When these incidents lead to brand damage, or when the company loses resilience and the path to recovery is not clear, the incident control process is triggered and a war room is set up to coordinate recovery efforts.

The deliverables

There are three key words that encapsulate what the Incident Control Centre (ICC) has to deliver, said Lim. The first of these is “communicate. “The stakeholders need to know if there is a major incident. If anything is wrong, we need to tell the customer immediately.”

For example, internal staff will be notified if some trading data is not available, or external customers and stakeholders will receive service alerts if a particular data set is suspect, so that they will stop trading.

The second keyword for the war room is “escalate”. This is important because the company is supported by multiple IT vendors looking into different aspects of its operations, for example, networking, data hosting, and others. “We need to make sure that we escalate to the right group and the right vendor to help us do restoration.”

The third keyword is “prioritise”. When a major incident occurs, there will be a “Christmas light-up”, said Lim. “When an alarm storm is triggered and the screen is all red, what will have the highest priority?”

The parties in the war room will have to make the decision and prioritise which segment is to be opened up first. For example, if the incident occurs before trading opens in Asia, it could be that Japan gets priority because the market opens an hour before Singapore, and there would be another 60 minutes to recover the Singapore operations.

ICC process has to be focused on the customer, said Lim. She cited the example of Hurricane Sandy, which brought down many data centres in New York in 2012. Some services like email took a hit, but whilst these were critical internally, they were not critical for the customer. The priority would thus be to recover for the customer first.

Lifecycle and roles

The ICC can be activated any time of the day - 24x7 x365 – and everyone who has a functioning role will have to be available to support the process.

The Incident Management Group (IMG), which includes roles such as the incident manager, recovery manager, operations service manager and communications manager, meets within 30 minutes of the ICC being initiated. It is responsible for looking into decisions such as: What are the resources we can deploy? How much money do we want to draw to recover the service? Are we willing to pay a premium to have an alternative path to bring system up? 
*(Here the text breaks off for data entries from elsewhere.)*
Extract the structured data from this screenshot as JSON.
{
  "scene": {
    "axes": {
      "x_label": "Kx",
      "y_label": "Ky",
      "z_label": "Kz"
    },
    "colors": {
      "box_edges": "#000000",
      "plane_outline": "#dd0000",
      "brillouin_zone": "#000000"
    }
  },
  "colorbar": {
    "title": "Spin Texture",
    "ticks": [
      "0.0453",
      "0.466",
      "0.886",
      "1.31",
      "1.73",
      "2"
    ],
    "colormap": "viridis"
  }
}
For example, if there is an outage at a data centre, the IMG will have to consider the investments that have to be put in to recover the service as quickly as possible. But if the particular market is about to close, the decision could be not to invest in additional resources but to do the recovery overnight. With IMG in this role, the Incident Recovery Team (IRT) can focus on technical recovery instead of shouldering all the responsibility for the investments and costs involved, because these would involve business justification.

The IRT comprises technical people doing the recovery work. They will need to explore the technical options for recovery and present them to IMG, so that a decision can be made as to which course of action to take.
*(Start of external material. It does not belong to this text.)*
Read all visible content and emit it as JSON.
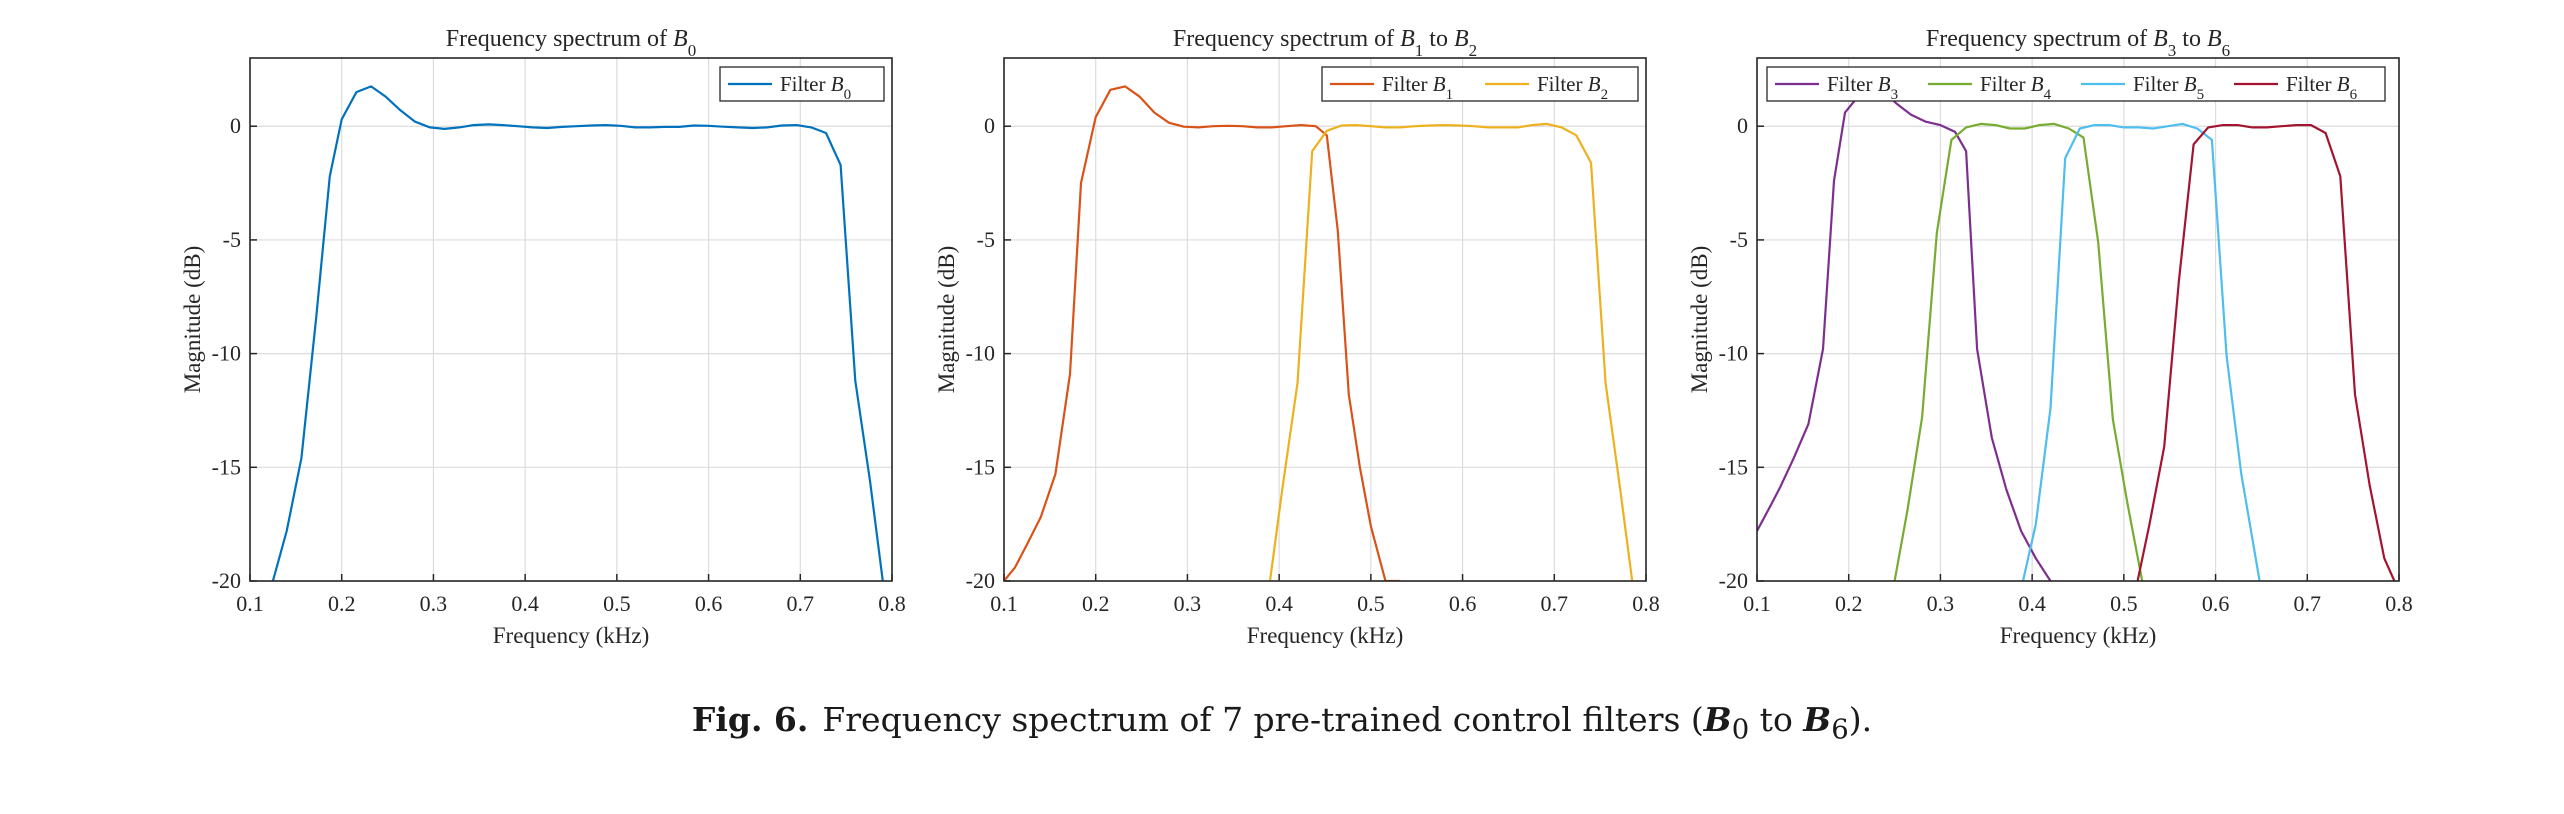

Another key process in the war room is the Management Team Meeting (MTM), which is convened to make decisions based upon information provided by the IMG. These meetings are capped at 20 minutes to ensure that they are very focused on decision-making to facilitate the recovery process. The MTM also provides support and guidance as appropriate, and if necessary, it will escalate the incident to the C-level Emergency Management Committee.

Through the ICC, therefore, there is a consistent approach for carrying out the recovery and the same procedure is then replicated elsewhere if other countries are affected by the major incident.

The war room remains open 24x7 for the duration of the incident, which could run for days. “We will stand it down when there is a clear path of recovery and everyone has agreed on the option that we have decided, or when the service is restored,” said Lim. “A conscious and recorded decision will be made to stand down all ICCs and the service alert is updated to reflect the fact that the ICC has been closed.”